According to the Mother Nature Network, researchers have discovered that an ancestor to the daddy long leg spiders, also called harvestmen, used to have two pairs of eyes instead of just one. Russell Garwood,paleontologist, and his team of scientists at University of Manchester in the United Kingdom led the study. In France, some fossils of the long limbed arachnids were discovered that showed the surprising set of peepers.
Scientists then used x-rays to scan the fossils and make detailed images to analyze in closer detail. They discovered that the specimen was 305 million years old and still in good enough shape to get information out of. For some perspective, this fossil predates the death of dinosaurs by 240 million years. The spider's eyes were located both on the center and side of its head. Interestingly, this variety of harvestmen are technically arachnids because they have eight legs. As such, they're more closely related to modern scorpions than spiders. And while today spiders can have four eyes, the daddy long leg variety only have two. The research team was able to track the set of eyes that vanished over time by comparing the embryos of modern day harvestmen spiders.

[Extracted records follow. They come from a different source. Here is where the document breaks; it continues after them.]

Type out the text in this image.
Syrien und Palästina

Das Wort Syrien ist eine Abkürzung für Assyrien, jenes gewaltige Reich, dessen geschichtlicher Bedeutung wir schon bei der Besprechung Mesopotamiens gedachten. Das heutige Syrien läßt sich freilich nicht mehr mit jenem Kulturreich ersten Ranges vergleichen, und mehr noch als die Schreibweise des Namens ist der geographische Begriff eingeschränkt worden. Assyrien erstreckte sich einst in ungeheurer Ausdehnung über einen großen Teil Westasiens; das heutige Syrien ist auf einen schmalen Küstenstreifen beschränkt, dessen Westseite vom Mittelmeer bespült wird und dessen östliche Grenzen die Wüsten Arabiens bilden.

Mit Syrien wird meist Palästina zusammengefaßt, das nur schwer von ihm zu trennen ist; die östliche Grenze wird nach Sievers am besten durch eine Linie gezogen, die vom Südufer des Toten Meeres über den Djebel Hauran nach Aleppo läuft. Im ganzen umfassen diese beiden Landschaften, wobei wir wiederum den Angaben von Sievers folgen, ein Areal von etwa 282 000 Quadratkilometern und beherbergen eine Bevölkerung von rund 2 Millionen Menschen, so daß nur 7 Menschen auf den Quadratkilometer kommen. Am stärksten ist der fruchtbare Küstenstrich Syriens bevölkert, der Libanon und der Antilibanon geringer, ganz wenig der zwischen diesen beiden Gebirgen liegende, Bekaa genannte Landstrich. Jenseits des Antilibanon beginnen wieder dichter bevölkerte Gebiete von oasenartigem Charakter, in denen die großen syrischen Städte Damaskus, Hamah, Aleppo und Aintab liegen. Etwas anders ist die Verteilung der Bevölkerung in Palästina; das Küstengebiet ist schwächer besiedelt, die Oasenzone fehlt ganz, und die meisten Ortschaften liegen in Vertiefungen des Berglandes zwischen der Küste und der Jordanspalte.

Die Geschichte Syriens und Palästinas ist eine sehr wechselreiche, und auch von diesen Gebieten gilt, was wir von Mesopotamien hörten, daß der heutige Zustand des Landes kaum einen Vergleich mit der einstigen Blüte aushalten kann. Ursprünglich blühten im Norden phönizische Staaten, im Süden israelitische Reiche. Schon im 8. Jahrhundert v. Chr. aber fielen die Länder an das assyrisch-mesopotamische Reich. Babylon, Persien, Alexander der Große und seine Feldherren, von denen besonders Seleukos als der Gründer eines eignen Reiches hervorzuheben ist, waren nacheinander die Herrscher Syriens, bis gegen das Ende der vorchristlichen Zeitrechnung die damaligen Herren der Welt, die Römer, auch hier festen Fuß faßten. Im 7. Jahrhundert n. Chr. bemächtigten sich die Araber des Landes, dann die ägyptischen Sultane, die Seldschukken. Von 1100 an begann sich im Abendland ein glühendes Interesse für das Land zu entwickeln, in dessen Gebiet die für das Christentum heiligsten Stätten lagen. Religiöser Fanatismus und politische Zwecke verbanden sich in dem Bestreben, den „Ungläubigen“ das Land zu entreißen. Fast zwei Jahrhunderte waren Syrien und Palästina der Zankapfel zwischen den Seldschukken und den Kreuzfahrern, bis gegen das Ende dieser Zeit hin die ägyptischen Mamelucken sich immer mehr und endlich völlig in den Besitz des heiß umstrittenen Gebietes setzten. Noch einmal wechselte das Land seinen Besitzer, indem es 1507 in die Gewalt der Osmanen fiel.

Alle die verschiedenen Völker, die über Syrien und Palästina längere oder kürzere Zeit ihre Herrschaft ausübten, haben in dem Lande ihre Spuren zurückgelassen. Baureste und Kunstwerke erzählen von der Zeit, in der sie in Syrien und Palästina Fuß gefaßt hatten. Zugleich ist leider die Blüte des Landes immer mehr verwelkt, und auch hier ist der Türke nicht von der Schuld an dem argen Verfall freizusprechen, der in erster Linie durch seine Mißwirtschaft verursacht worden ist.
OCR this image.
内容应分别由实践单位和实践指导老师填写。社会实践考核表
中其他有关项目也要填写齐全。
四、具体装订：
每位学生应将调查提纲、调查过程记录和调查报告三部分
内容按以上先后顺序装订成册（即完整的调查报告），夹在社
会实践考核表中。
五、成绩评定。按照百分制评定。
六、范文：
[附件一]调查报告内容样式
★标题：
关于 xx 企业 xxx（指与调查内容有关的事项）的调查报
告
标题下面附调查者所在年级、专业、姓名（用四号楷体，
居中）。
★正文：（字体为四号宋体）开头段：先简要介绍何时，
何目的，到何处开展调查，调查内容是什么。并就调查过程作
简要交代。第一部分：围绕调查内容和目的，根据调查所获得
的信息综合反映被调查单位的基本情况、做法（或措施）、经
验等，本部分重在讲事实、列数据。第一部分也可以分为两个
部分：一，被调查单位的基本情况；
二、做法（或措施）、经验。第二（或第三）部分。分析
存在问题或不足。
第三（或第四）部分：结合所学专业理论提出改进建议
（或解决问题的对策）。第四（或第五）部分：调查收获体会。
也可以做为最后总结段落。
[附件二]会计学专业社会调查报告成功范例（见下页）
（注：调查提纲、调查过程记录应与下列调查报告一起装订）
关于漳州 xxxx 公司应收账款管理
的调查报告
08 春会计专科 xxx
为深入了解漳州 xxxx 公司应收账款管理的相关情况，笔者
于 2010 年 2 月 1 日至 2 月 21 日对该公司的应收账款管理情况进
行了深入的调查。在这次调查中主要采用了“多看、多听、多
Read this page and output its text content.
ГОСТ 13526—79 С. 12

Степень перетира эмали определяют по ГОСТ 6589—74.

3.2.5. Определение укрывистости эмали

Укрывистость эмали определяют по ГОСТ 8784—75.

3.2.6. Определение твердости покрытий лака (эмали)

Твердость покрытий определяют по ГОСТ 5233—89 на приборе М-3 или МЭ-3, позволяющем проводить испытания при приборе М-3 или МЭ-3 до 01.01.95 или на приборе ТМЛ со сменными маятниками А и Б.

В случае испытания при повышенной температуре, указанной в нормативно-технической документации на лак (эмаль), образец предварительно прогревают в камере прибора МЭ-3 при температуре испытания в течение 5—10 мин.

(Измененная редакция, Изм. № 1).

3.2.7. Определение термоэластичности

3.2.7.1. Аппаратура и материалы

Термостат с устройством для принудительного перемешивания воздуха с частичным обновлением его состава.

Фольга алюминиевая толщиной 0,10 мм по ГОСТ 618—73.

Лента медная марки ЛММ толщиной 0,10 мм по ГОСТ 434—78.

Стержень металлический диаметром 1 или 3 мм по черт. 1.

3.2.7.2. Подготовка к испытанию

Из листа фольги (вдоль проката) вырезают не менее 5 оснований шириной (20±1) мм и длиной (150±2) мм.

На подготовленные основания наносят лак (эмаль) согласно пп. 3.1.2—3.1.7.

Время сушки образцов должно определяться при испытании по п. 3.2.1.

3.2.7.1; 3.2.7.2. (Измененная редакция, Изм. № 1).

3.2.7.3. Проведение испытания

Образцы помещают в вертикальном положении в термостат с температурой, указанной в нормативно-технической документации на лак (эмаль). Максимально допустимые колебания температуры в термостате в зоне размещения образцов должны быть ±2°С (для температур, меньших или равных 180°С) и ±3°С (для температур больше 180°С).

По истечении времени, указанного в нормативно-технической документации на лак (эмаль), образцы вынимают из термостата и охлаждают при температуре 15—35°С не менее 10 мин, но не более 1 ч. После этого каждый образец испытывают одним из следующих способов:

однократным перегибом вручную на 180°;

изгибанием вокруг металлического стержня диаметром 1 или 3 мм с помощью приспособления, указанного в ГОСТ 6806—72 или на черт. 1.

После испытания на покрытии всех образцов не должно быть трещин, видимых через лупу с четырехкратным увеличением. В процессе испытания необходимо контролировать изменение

They discovered that a little bit of the gene that caused the second pair of eyes to appear still exists in their DNA, but is so small it doesn't show up as a trait.
Evolution is a pretty hot topic in the United States in both public and private forums. Scientists are constantly finding new ways to explain how evolution works to make it more accessible to the average person. There are also discoveries like mapping genes that can help us figure out how different species are related. With more work being done to show evidence of change through time, maybe more people can be persuaded to the more scientific side of the debate.
This find is extremely rare as most anthropods, or animals with external skeletons, don't tend to preserve very well over time. Scientists are trying hard to fill in the evolutionary history of all living creatures, and this study is a major leap forward for research with spiders and animals like them. Personally, I'm all for studying spider fossils. They're already dead and can't jump on me or bite me or turn me into a radioactive super hero . Maybe that last one wouldn't be such a bad thing.